Nothing to report as far as the Museum is concerned again this month, so I have raided the archives, courtesy of David Bathurst’s collection.
Click on the link below to see the full list
Caption text: Object number, name, description, location in the museum.
Click on a picture to see a larger image, the click on the side arrow to move on.
The Museum grapevine has been working well recently. Anthony Coulls of the National Railway Museum called Mark Sealey about a worksplate off a Cannock Chase Colliery locomotive, Alfred Paget on EBay. Mark passed the message on to Barry Bull, who signed up to EBay and eventually won the plate.
Following advice from Rob Cadman we came to the conclusion that the size of the Beyer Peacock worksplate on EBay and purporting to be off Alfred Paget didn’t quite measure up. A fraction smaller than details in the Buckle and Love worksplate book gave the game away that likely a copy of the original with if correct the usual shrinkage to be expected. We are grateful to Rob Cadman for his research and pointing this out. However with this in mind I enlisted Rob to help with a low bid, and can report success at £104 . It is certainly possible maybe even probable that the plate was copied from an original in the NCB Chasetown workshops in the 1950s at the time when the seller’s father was employed there.
Rob has collected the worksplate from Roy Fairbanks who lives at Shire Oak. His father Freddie Fairbanks was a loco fitter at Cannock Chase and as the pits closed he went to the Chasetown workshops. He died in 1984 and son has had it since, seems he expected it to realise £30 or so. Now Rob has it he’s coming round to the idea that it may be original. He’s now swayed to thinking it is.
It has now been decided that the Beyer Peacock 1861 worksplate is indeed an original off CCC Co loco Alfred Paget. A good few days all round.
Footnote
The original ‘Alfred Paget’, an 0-4-2ST No.204/1861, was acquired new, scrapped by NCB at Chasetown circa 1952. ‘Paget’ was the family name of the Marquis of Anglesey, one of the major land-owners in the district, and Chasewater Railway has kept the name – now on a Neilson engine.
The Museum has obtained a grant of £3745 to cover electricity costs.

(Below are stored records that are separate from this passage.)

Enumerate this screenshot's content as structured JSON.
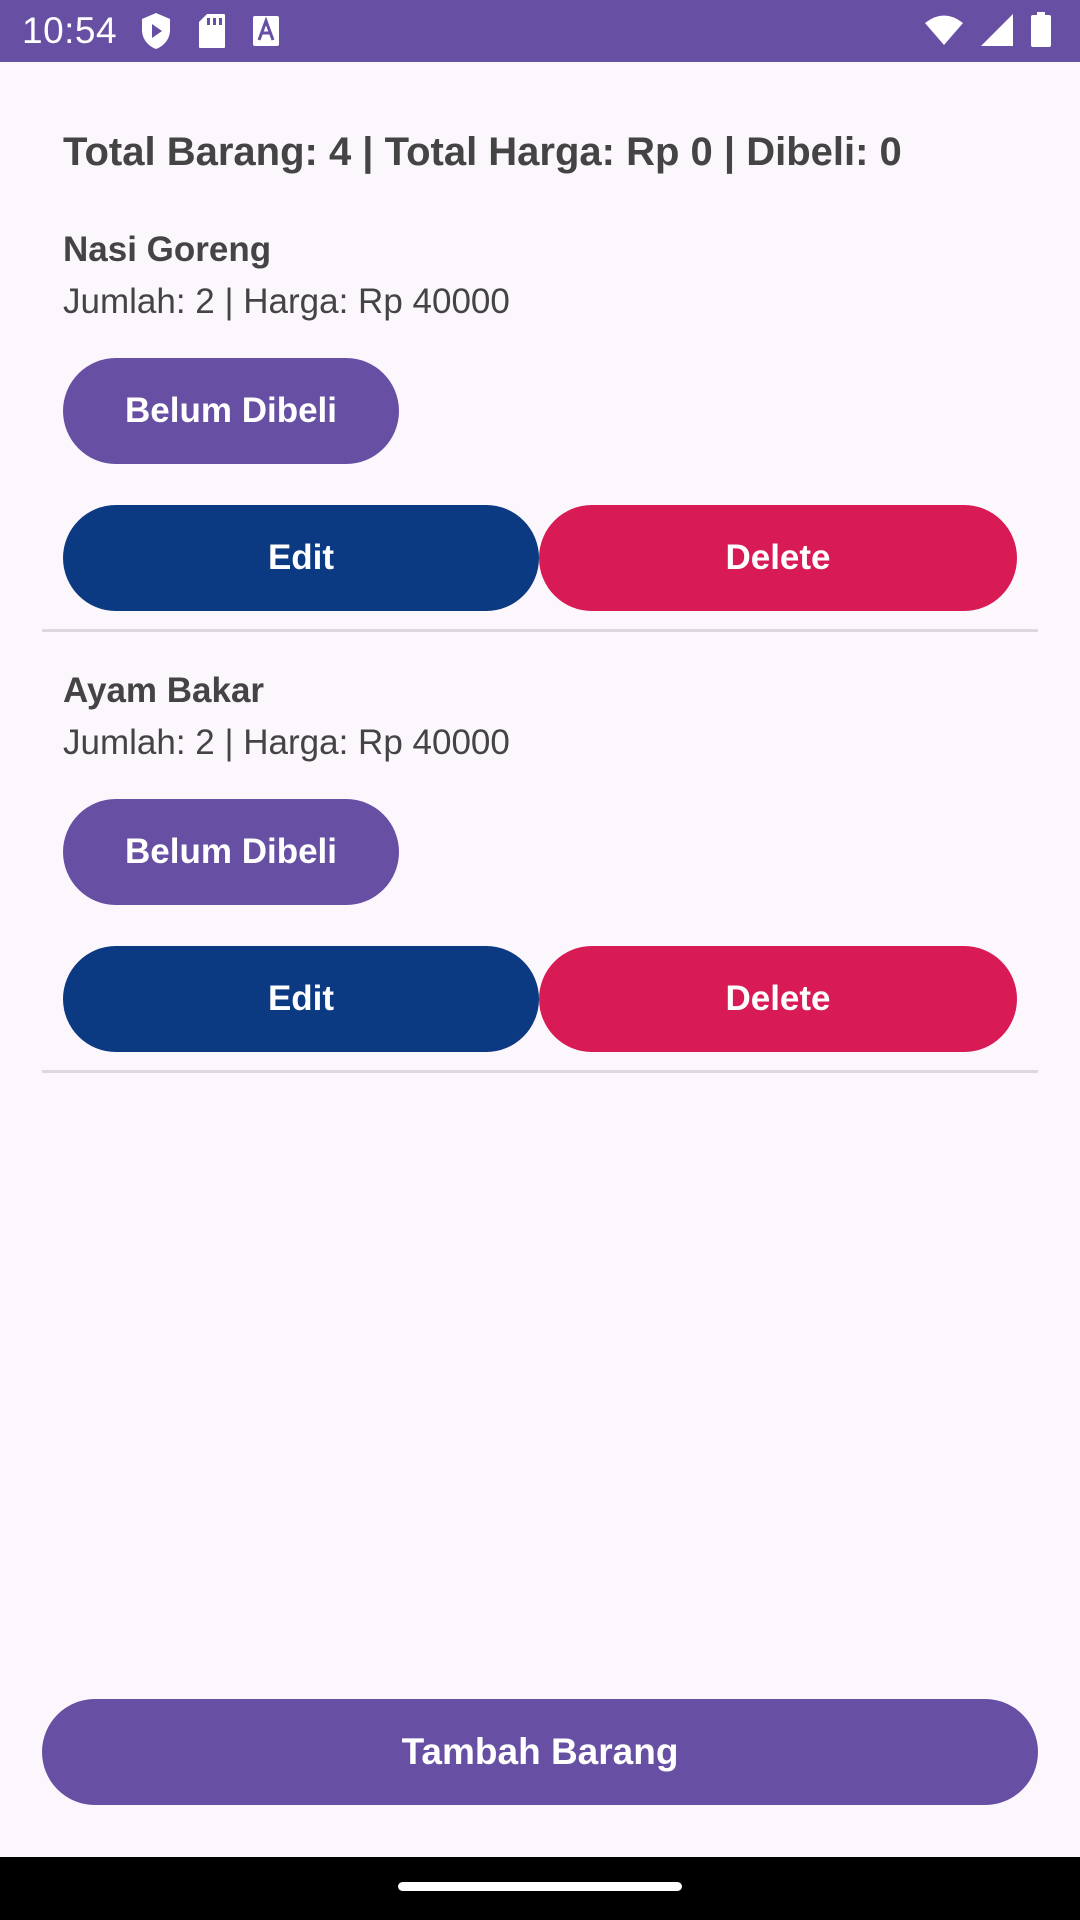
{
  "status_bar": {
    "time": "10:54",
    "left_icons": [
      "play-protect-icon",
      "sd-card-icon",
      "font-a-icon"
    ],
    "right_icons": [
      "wifi-icon",
      "cell-signal-icon",
      "battery-icon"
    ]
  },
  "summary": {
    "text": "Total Barang: 4 | Total Harga: Rp 0 | Dibeli: 0"
  },
  "items": [
    {
      "name": "Nasi Goreng",
      "details": "Jumlah: 2 | Harga: Rp 40000",
      "status_label": "Belum Dibeli",
      "edit_label": "Edit",
      "delete_label": "Delete"
    },
    {
      "name": "Ayam Bakar",
      "details": "Jumlah: 2 | Harga: Rp 40000",
      "status_label": "Belum Dibeli",
      "edit_label": "Edit",
      "delete_label": "Delete"
    }
  ],
  "add_button": {
    "label": "Tambah Barang"
  },
  "colors": {
    "primary": "#6750A4",
    "edit": "#0B3A82",
    "delete": "#D81A55",
    "background": "#FCF6FD"
  }
}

This follows an application to ensure the Museum’s fragile collections can receive appropriate environmental control in these difficult times.
The grant is from Arts Council England’s Covid-19 Emergency Response Fund and was only made possible due to public funding from the National Lottery.

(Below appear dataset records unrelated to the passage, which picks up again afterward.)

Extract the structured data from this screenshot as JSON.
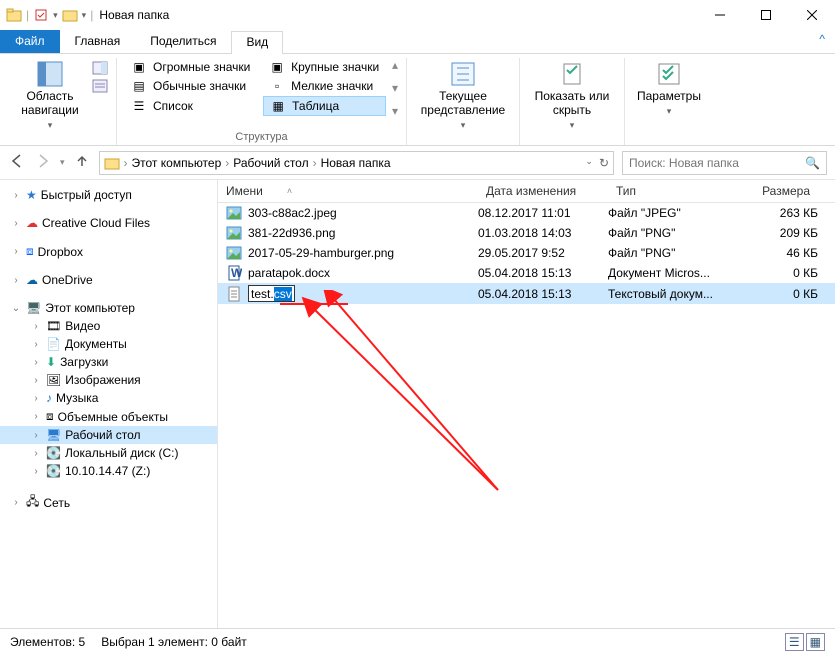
{
  "window": {
    "title": "Новая папка"
  },
  "tabs": {
    "file": "Файл",
    "home": "Главная",
    "share": "Поделиться",
    "view": "Вид"
  },
  "ribbon": {
    "navpane": "Область навигации",
    "group_panes": "",
    "sizes": {
      "huge": "Огромные значки",
      "large": "Крупные значки",
      "normal": "Обычные значки",
      "small": "Мелкие значки",
      "list": "Список",
      "table": "Таблица"
    },
    "group_structure": "Структура",
    "current_view": "Текущее представление",
    "show_hide": "Показать или скрыть",
    "options": "Параметры"
  },
  "breadcrumb": {
    "pc": "Этот компьютер",
    "desktop": "Рабочий стол",
    "folder": "Новая папка"
  },
  "search": {
    "placeholder": "Поиск: Новая папка"
  },
  "columns": {
    "name": "Имени",
    "date": "Дата изменения",
    "type": "Тип",
    "size": "Размера"
  },
  "sidebar": {
    "quick": "Быстрый доступ",
    "ccf": "Creative Cloud Files",
    "dropbox": "Dropbox",
    "onedrive": "OneDrive",
    "pc": "Этот компьютер",
    "pc_items": {
      "video": "Видео",
      "docs": "Документы",
      "downloads": "Загрузки",
      "pics": "Изображения",
      "music": "Музыка",
      "objs": "Объемные объекты",
      "desktop": "Рабочий стол",
      "cdisk": "Локальный диск (C:)",
      "zdisk": "10.10.14.47 (Z:)"
    },
    "net": "Сеть"
  },
  "files": [
    {
      "name": "303-c88ac2.jpeg",
      "date": "08.12.2017 11:01",
      "type": "Файл \"JPEG\"",
      "size": "263 КБ",
      "icon": "img"
    },
    {
      "name": "381-22d936.png",
      "date": "01.03.2018 14:03",
      "type": "Файл \"PNG\"",
      "size": "209 КБ",
      "icon": "img"
    },
    {
      "name": "2017-05-29-hamburger.png",
      "date": "29.05.2017 9:52",
      "type": "Файл \"PNG\"",
      "size": "46 КБ",
      "icon": "img"
    },
    {
      "name": "paratapok.docx",
      "date": "05.04.2018 15:13",
      "type": "Документ Micros...",
      "size": "0 КБ",
      "icon": "doc"
    },
    {
      "name_base": "test.",
      "name_sel": "csv",
      "date": "05.04.2018 15:13",
      "type": "Текстовый докум...",
      "size": "0 КБ",
      "icon": "txt",
      "editing": true
    }
  ],
  "footer": {
    "count": "Элементов: 5",
    "sel": "Выбран 1 элемент: 0 байт"
  }
}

Our thanks to the National Lottery and its players.
Our curator, Barry Bull, nowadays becoming known as the Museum ‘Geek’, since he’s had his new phone and time to play with it, has found a couple of items for the collection on Ebay, the first one is the badge shown above.
Referring to the excellent book by the late Ronald Redman on the Railway Foundry it confirms the badge to be a world war 2 issue and not as described on Ebay from the previous conflict
The service badge would have been issued at the time that Hudswell Clark were heavily involved with aircraft production of several types including the Fairey Swordfish
An association had been formed with a Yorkshire company, Blackburn Aircraft in 1938 when war loomed and eventually over a 1000 men and woman were engaged at Hudswell Clark in the war effort building sub assemblies. Locomotive work continued including the production of 50 austerity 0 6 0 saddle tanks for the War Department plus others of various types for industrial use. Employees were issued with a bright metal button hole badge just a fraction less than an inch in diameter featuring a simple front view of a locomotive with the initials H C on each side also &Co Ltd with the employees works number stamped underneath. The example acquired for the Chasewater Railway museum is number 905.